L’attività fisica migliora l’immunità
di Francesco Bottaccioli
Nell’ultimo decennio si può dire che è nato un nuovo settore di ricerca in rapida espansione che
potremmo chiamare immunologia sportiva. Sono sempre più infatti gli studi scientifici che cercano
di spiegare i benefici effetti dell’attività fisica ricorrendo ad accurate misure del sistema
immunitario in persone con regolare attività fisica.
Netta è la differenza tra “camminatori” regolari (5 giorni a settimana, 30-45 minuti per volta) e
sedentari nell’ammalarsi di raffreddore e in generale di infezioni respiratorie del tratto superiore
(rinofaringiti, tracheiti, tonsilliti). Chi fa attività fisica nei mesi invernali dimezza i tempi di malattia
rispetto ai sedentari.
Molto indagata anche l’attività fisica prolungata, amatoriale ma anche di tipo agonistico. Le
conclusioni degli studi sono molto nette: mentre un regolare e moderato esercizio fisico tonifica il
sistema immunitario, uno sforzo eccessivo e prolungato, anche in soggetti allenati, può provocare
una immunosoppressione rendendoli più vulnerabili alle infezioni.
Questa maggiore suscettibilità alle infezioni è stata ripetutamente documentata anche in soggetti
allenati, come i maratoneti, con un’incidenza di malattie del tratto respiratorio superiore oscillante,
a seconda degli studi, tra il 20% e il 60% dei soggetti, anche in relazione all’entità dello sforzo.
Sembrerebbe infatti che fino a 21 km di corsa l’incidenza dei disturbi respiratori sia minima; cresce
invece con il crescere della distanza percorsa. È noto che la maratona classica è circa 42 km, ma in
una maratona in Sud Africa, nei primi anni ’90 del secolo scorso, i partecipanti hanno percorso 56
km, con un’altissima incidenza di infezioni respiratorie successive allo sforzo: il 68% degli atleti.

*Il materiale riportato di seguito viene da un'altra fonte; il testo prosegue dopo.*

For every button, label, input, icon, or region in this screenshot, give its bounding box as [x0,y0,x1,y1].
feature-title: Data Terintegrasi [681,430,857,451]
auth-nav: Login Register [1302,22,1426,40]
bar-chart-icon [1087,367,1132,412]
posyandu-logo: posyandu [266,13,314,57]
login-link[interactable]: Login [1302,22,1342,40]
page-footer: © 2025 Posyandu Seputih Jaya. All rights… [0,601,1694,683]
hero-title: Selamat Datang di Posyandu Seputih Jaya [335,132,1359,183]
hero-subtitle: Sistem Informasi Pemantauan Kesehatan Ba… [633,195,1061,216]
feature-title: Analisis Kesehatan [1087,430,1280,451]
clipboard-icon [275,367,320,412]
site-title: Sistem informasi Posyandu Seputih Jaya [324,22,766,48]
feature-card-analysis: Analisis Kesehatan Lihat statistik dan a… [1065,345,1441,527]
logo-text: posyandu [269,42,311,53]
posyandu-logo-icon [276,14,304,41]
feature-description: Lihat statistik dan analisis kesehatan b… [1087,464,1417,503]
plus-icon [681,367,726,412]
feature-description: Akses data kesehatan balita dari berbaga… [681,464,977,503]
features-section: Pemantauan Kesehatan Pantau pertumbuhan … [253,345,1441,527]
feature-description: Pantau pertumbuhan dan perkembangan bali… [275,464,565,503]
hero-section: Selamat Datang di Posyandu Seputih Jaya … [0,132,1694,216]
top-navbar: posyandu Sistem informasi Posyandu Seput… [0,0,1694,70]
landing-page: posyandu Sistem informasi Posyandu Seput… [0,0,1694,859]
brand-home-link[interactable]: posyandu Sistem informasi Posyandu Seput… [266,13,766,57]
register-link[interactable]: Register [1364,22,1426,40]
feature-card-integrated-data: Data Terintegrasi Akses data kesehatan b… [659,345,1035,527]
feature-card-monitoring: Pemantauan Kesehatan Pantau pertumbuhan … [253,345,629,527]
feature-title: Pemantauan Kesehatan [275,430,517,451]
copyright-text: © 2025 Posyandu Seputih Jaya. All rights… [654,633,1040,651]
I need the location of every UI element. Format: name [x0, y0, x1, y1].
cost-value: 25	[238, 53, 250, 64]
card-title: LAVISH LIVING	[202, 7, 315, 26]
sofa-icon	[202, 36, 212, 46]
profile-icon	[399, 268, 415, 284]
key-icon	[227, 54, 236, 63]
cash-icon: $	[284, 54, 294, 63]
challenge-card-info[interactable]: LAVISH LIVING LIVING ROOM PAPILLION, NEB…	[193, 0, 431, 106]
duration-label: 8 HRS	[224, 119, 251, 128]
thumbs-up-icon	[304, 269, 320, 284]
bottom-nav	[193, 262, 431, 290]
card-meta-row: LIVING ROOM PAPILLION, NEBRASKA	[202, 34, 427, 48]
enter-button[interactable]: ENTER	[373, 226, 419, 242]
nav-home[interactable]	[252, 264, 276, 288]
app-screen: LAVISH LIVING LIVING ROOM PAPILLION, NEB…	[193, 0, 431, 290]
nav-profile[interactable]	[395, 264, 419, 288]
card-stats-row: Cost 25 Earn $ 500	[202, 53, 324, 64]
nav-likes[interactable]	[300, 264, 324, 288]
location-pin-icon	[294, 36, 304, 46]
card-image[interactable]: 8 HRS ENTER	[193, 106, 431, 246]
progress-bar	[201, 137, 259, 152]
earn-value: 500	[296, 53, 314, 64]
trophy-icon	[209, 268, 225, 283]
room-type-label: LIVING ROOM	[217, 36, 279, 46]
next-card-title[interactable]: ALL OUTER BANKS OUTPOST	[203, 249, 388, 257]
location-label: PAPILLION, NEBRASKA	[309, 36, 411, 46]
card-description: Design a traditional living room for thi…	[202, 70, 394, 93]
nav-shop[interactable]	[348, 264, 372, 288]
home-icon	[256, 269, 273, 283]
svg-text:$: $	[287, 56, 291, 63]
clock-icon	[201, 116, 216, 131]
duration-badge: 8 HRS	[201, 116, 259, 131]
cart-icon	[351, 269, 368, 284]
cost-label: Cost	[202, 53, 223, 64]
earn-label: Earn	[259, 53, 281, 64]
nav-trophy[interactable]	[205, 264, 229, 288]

Interessante è anche segnalare che, benché alcuni studi documentino una buona riduzione dei
disturbi tramite l’assunzione di vitamina C e di glutammina (nella fase preparatoria alla gara e
immediatamente dopo) e tramite l’uso di bibite a base di carboidrati durante lo sforzo, altri studi
non hanno replicato questi risultati, rafforzando l’idea che andrebbe evitato uno sforzo prolungato
anche in soggetti giovani e allenati.
Ma quali sono i meccanismi molecolari alla base degli effetti dell’attività fisica sull’immunità?
Anche i muscoli dello scheletro, al pari del tessuto adiposo, si è scoperto che rilasciano citochine,
battezzate miochine. Il nome è diverso, ma le molecole sono sempre quelle: IL-6, IL-1, TNF-α, le
citochine della prima fase dell’infiammazione. Quindi i muscoli reagiscono all’attività fisica e a
un’infezione allo stesso modo?
No, non è così. Prove sperimentali su animali e umani dimostrano che la sequenza e l’entità delle
citochine è profondamente diversa in corso di attività fisica moderata e in corso di infezione.
Nel caso dell’infezione, la prima citochina che viene rilasciata è TNF-α. Da questo primo stimolo
partono poi le altre due, la IL-6 e la IL-1, e con loro, tutta la cascata infiammatoria.
L’attività fisica invece rilascia dai muscoli IL-6, la quale attiva un’altra sequenza, fatta di citochine
antinfiammatorie.
Resta il fatto che, con tutta probabilità, la via dell’IL-6 non è l’unica con cui l’attività fisica esercita
un effetto regolatore sul sistema immunitario.
Anche l’adrenalina, che sotto esercizio aumenta nettamente, esercita un effetto antinfiammatorio
inibendo il TNF-α.
In conclusione, gli effetti dell’attività fisica, moderata e adeguata alla propria età, alle proprie
condizioni fisiche e al proprio livello di allenamento, sono di regolazione antinfiammatoria
dell’attività immunitaria. Tutte le malattie di tipo infiammatorio possono quindi giovare di un
sapiente e costante esercizio fisico. Ma anche quelli che d’inverno si ammalano spesso, invece che
imbottirsi di aspirine e simili, facciano qualche bella corsetta!